A warning about read(2)/write(2)
Richard A. O'Keefe
ok at quintus.uucp
Mon Jun 20 17:57:35 AEST 1988
In article <425 at sp7040.UUCP> sbc at sp7040.UUCP (Stephen Carroll) writes:
>In article <122 at quintus.UUCP>, ok at quintus writes:
>> The package I am talking about was reading and writing 56 byte chunks,
>> so it was doing a system call and a disc access for every 56 bytes.
>> (And since 56 does not divide 8192 evenly, some of these transfers
>> could cost two disc accesses.)
>
>WRONG!!!! You could read and write 1 byte at a time, but this does not create
>a disk access for each system call. It is true that read/write causes a
>system call on each invocation, as compared to stdio, but Unix DOES NOT read
>and write the disk on each of those system calls.
Oh drat, insufficient context. I was confusing two things in my comments.

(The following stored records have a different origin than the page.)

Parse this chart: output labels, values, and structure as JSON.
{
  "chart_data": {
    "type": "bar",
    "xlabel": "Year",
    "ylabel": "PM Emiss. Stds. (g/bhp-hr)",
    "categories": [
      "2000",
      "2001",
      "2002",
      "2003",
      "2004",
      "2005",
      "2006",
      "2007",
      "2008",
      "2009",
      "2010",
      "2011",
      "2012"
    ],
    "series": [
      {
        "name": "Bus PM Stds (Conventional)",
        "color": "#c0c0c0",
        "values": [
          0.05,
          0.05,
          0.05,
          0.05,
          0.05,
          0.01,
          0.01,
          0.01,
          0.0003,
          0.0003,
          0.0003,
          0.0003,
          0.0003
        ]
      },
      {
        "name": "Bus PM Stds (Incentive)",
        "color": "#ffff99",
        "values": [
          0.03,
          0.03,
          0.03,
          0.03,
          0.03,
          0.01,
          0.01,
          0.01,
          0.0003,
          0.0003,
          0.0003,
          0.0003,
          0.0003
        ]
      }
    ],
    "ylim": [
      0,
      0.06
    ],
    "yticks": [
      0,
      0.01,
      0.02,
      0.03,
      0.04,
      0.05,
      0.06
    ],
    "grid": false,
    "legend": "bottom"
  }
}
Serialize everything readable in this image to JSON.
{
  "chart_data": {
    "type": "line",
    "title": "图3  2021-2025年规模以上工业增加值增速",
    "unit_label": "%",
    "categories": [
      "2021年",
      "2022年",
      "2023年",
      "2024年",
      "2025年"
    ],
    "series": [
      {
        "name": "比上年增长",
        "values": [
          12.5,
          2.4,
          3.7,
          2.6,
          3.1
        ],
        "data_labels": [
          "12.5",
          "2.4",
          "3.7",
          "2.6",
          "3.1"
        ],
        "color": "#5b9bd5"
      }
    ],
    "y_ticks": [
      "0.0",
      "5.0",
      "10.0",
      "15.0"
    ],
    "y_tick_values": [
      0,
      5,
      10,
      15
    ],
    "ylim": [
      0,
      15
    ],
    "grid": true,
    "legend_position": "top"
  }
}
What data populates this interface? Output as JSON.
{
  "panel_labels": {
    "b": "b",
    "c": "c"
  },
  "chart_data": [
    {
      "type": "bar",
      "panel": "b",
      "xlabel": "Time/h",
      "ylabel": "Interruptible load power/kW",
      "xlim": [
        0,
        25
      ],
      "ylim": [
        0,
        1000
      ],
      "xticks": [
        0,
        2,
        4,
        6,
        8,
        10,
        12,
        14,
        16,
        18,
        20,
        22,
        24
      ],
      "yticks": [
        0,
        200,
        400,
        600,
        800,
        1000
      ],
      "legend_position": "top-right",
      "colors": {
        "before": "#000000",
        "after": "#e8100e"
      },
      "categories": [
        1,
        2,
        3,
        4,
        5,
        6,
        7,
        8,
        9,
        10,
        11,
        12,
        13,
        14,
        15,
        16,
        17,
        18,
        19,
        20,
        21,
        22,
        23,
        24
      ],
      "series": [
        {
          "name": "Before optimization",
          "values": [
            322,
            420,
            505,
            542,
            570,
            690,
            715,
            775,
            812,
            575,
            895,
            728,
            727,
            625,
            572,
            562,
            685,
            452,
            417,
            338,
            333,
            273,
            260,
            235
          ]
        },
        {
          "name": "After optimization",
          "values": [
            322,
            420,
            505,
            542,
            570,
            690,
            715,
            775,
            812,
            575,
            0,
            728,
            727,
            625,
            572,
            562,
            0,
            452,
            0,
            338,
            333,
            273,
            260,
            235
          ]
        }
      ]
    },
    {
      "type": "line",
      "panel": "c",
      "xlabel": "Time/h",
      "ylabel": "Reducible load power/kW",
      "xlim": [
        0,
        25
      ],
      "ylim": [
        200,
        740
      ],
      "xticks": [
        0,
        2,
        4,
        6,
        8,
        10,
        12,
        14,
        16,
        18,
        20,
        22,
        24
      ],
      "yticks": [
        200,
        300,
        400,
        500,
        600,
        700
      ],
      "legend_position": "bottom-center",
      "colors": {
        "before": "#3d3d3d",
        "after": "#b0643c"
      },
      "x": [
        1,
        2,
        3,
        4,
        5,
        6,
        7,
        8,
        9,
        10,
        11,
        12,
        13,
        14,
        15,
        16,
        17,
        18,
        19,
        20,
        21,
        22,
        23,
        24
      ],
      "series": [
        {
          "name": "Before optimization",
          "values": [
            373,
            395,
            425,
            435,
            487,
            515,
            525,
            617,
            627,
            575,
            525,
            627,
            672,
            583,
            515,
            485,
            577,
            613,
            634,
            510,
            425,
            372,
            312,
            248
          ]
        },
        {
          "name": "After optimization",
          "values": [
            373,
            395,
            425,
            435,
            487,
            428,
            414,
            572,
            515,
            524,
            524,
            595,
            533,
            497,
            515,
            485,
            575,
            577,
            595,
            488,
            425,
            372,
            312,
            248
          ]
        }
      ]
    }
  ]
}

(1) the program in question was doing read(2) and write(2) instead of
stdio calls, so it was getting a lot more system calls than it needed
(2) it was ALSO doing a lot of seeks (which I didn't mention) so each of
those reads and writes tended to turn into an actual disc access
because they weren't adjacent. FOR THIS PARTICULAR PROGRAM, it is the
case that UNIX *does* end up doing one disc access per read(2) or
write(2). [You can use the BSD "time" command to find out how many
accesses are happening.] Any program which does nearly as many seeks
as transfers is likely to see the same thing.
There are two points which I was trying to make:
(1) if you are doing sequential I/O, using read(2) and write(2) is _not_
a win over stdio, because you do more system calls.
(2) if you are doing random I/O into a disc file, the way to better
performance is to try to do a few large transfers, with as much
useful work per transfer as possible. At this level of hacking,
read(2) and write(2) may be appropriate, but they aren't _enough_.
Caution to wizards: don't jump to the conclusion that someone misunderstands
UNIX. He may be quoting quite accurately what time(1) says that particular
program is doing. (He may also be bad at explaining things.)